US warns Syrian regime chemical attack is being planned
Syria's regime is planning a new chemical attack on Idlib, the US warned this weekend, with preparations for a major government assault on the opposition province underway.
President Bashar al-Assad has ordered regime forces to launch a chlorine attack on the last rebel stronghold in Syria, according to the Wall Street Journal, in conjunction with a ground offensive on Idlib.
Such an attack could possible lead to a US military response, with leading White House officials - including President Donald Trump - all warning in recent weeks that the use of chemical weapons were a red line.
Trump has twice ordered air strikes on Syrian regime positions following two previous chemical attacks in opposition towns and villages in Idlib province and Eastern Ghouta.
The latest warning comes amid sustained reports of an imminent offensive by Damascus with the possible use of chemical weapons, but it is unclear if this would include the less deadly chemical chlorine, which the regime has frequently deployed during the war.
"We haven't said that the US would use the military in response to an offensive," a senior US official told the business daily.

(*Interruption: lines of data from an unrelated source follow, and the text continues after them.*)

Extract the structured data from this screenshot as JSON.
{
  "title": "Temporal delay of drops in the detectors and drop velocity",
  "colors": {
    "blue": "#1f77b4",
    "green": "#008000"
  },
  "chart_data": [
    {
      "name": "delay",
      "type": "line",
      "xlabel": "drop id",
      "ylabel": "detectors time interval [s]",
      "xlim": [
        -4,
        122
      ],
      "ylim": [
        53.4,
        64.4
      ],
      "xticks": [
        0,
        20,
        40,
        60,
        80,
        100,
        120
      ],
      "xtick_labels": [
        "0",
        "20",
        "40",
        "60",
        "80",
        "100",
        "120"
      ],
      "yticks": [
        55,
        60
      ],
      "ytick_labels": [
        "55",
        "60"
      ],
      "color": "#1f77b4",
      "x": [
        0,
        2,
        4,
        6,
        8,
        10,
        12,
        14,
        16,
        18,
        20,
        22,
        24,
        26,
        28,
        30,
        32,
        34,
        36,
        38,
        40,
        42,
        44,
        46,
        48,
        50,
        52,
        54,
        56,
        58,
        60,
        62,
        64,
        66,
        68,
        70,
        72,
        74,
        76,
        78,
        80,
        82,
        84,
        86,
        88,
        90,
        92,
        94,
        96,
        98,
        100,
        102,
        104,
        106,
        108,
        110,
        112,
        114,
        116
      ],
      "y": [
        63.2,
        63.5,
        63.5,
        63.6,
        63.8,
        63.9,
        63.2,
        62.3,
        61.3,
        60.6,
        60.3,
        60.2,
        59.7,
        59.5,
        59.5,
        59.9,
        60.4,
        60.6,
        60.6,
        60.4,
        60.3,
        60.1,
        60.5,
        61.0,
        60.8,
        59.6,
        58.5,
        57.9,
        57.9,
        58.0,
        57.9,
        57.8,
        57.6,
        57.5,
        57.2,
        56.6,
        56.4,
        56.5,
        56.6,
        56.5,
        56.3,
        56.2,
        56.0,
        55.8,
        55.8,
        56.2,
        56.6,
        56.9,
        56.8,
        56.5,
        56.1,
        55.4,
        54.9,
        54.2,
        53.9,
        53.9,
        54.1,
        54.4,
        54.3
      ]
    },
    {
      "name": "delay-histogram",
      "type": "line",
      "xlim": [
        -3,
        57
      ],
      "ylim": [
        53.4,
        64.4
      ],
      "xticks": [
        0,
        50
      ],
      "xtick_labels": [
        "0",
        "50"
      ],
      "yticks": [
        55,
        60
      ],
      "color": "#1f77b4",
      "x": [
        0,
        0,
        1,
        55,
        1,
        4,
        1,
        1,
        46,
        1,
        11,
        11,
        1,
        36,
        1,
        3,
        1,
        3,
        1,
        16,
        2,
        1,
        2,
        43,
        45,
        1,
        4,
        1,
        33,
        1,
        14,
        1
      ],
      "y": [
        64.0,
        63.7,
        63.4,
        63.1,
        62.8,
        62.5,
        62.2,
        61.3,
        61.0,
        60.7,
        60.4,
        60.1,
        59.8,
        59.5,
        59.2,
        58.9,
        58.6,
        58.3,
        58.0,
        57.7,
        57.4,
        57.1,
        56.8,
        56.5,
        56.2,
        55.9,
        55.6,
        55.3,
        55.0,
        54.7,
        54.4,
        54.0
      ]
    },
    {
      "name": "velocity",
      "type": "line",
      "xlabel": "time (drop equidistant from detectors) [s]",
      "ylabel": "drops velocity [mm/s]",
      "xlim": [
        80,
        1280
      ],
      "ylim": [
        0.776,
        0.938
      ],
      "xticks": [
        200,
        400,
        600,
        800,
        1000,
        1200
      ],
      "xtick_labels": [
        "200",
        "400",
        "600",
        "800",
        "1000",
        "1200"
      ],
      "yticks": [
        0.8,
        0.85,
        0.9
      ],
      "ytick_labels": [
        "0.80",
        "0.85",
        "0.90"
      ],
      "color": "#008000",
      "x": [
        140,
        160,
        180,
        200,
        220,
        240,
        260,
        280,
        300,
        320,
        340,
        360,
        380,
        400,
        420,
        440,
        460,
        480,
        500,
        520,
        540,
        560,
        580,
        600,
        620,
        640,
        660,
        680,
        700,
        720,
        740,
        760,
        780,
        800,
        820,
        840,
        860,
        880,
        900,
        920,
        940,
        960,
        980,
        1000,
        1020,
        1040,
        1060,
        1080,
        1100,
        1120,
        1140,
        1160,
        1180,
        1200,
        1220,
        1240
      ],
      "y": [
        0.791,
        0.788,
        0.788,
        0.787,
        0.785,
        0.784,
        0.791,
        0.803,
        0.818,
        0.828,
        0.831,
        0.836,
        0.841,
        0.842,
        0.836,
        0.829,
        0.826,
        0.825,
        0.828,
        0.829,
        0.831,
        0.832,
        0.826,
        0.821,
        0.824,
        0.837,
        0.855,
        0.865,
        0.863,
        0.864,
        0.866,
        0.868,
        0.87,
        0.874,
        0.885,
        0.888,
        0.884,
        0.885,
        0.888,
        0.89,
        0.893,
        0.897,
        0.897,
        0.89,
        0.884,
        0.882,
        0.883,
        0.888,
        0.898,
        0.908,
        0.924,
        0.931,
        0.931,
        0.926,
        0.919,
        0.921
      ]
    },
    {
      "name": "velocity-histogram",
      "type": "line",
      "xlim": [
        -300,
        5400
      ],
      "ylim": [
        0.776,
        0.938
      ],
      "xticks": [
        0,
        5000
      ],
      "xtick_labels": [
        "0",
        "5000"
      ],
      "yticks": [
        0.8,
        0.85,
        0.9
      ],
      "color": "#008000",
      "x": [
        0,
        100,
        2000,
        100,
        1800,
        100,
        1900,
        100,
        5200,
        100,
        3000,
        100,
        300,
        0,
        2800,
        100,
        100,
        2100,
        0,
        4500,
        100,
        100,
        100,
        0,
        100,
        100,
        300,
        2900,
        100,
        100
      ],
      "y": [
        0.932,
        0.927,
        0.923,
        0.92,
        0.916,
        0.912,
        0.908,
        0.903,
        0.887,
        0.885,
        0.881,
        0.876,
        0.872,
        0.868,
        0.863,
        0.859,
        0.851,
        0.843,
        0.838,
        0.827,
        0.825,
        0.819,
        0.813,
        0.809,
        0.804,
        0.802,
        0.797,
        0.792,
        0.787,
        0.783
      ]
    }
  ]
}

"We have political tools at our disposal, we have economic tools at our disposal. There are a number of different ways we could respond if Assad were to take that reckless, dangerous step."
The official said that intelligence had pointed to Assad giving the green light for the use of chlorine on the province which is home to more than 3 million civilians, but it was not clear if he had approved the deployment of the much more deadly sarin nerve gas.
Such measures could include sanctions targeting Syrian government officials, but Washington's rhetoric against the regime has stepped up in recent weeks.
"We've started using new language," he said, referring to the planned assault on Idlib, which would likely kill thousands.
Trump has also warned of "consequences" of a brutal attack on Idlib, as seen during other regime offensives on rebel areas.
Russian and Syrian state media have accused the US, France, UK and rebels of planning a "false flag" chemical attack on Idlib, which has been rejected by Washington and analysts.